Fears and rages

Dehumanization is at the heart of Woyzeck
By BILL RODRIGUEZ  |  December 16, 2009

 Theater_Marie_Woyzeck_main
CAUSTIC COUPLE Gibel and Shaw. Photo: MARK TUREK

Woyzeck isn't a play, it's a Rorschach inkblot test for directors and theater companies. German dramatist Georg Büchner left it incomplete at his death in 1837. But its theme of dehumanization by authority has enough timeless staying power for several editors and playwrights to have head-scratched and rearranged and come up with several versions, each tentatively final.

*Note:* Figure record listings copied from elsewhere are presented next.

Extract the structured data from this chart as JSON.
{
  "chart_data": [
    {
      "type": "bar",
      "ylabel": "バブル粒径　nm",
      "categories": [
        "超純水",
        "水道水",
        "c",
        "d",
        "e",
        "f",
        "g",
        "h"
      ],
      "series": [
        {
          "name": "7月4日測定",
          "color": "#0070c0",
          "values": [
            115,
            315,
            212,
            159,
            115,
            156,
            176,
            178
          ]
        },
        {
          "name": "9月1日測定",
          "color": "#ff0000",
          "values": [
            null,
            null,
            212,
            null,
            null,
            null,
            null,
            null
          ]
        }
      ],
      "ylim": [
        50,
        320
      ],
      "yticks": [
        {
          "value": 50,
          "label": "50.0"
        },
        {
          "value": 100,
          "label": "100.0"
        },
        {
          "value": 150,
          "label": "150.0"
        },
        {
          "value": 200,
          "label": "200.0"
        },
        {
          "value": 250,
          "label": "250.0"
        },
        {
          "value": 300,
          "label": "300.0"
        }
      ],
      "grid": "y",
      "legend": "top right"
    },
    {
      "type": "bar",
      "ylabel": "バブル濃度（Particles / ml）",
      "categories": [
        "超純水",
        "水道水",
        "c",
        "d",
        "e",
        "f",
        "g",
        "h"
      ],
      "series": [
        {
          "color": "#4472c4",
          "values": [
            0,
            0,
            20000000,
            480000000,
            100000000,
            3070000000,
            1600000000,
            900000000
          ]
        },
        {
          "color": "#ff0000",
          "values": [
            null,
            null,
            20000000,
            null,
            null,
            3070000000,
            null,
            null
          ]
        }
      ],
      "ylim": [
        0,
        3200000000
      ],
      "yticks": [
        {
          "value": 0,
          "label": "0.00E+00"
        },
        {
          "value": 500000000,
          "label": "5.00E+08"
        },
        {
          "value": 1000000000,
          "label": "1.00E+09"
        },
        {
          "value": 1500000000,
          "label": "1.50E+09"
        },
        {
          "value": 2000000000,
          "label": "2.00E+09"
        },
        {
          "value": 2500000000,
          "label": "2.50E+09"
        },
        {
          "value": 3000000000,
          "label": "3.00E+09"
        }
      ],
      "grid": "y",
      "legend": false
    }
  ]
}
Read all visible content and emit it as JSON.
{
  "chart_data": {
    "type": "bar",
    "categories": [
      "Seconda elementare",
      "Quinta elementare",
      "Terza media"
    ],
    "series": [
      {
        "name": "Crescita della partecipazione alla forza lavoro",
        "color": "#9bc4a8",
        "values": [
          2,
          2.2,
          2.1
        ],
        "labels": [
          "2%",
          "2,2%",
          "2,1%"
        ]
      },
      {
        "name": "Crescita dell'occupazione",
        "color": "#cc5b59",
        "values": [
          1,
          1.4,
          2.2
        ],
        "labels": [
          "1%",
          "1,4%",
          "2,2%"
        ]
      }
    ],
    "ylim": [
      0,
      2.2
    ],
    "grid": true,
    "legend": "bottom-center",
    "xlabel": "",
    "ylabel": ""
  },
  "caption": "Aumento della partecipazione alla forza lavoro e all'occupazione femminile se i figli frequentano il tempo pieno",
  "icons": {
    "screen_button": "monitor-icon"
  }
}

The Brown/Trinity Rep Consortium is staging Woyzeck (through December 19) as a thesis project in its MFA program, directed by Christopher Windom. Since Büchner died at age 23, before his shock at man's relentless inhumanity to man had time to wear off, he would appreciate his work being produced by grad students around his own age.

This is not a naturalistic play, but rather dreamlike, expressionistic, the fears and rages felt on stage often lurking around afterward like spectral goblins. Much of the dialogue is arch and stylized.

Windom and dramaturg Kristin Idaszak have brought this all down to earth as much as they could, setting it in post-WWII America and making the title character an African-American fearful of the Klan. It's hard to think of greater cognitive dissonance: on the one hand having risked his life in war; on the other, returning to prohibited drinking fountains and being spit upon. That certainly trumps the existential anomie of most playwrights.

Since many of the exchanges are overwrought, much of this production's effect has to be from other than words. The set design by Patrick Lynch provides such subtext. On one side is a tall corrugated wall and door, cold and as impersonal as an airplane hangar; across from that is a billboard painted on red brick, a Ponds cold cream ad with a beautiful, Kabuki white face next to the phrase "For Pure Skin," with the "k" nearly worn off.

The character that applies to is Marie (Rebecca Gibel), played all-stops-out as a booty-shaking sexpot. She calls herself a whore, as do others, but she softens when she is holding her baby, fathered by Woyzeck (Will Shaw). He also mellows out when he is with this family — except for the moments when he's blood-eyed with suspicion of Marie being unfaithful.

There is one crucial scene that wouldn't survive tinkering in this play's many permutations. Personifying chest-thumping, atavistic male egotism is the Drum Major (Matt Clevy), whose job literally is to strut. He soon has an eye out for Marie, among other body parts, and when he attacks her alone in her kitchen, she soon gives in, saying, "I don't care. It's all the same." A court, or her conscience, would find uncertain whether it was technically rape, a useful ambiguity here.

Other caricature characters torment Woyzeck. The snarling Captain (Patrick Mulryan) pays him for shaves and to suffer abuse at his ranting, such as how poor people like Woyzeck have no hope of being virtuous. The Doctor (Karl Gregory) does the best broad acting job of the evening, entertaining us with verbal tics and fidgets as he tortures Woyzeck with dire health predictions and insists he eat nothing but peas. At one point he gives a pronouncement from high on a tall ladder. This scene is captivating, as Gregory whirls and scampers about like a rat in a cage, though smug with power. Director Windom's background in choreography came in handy here.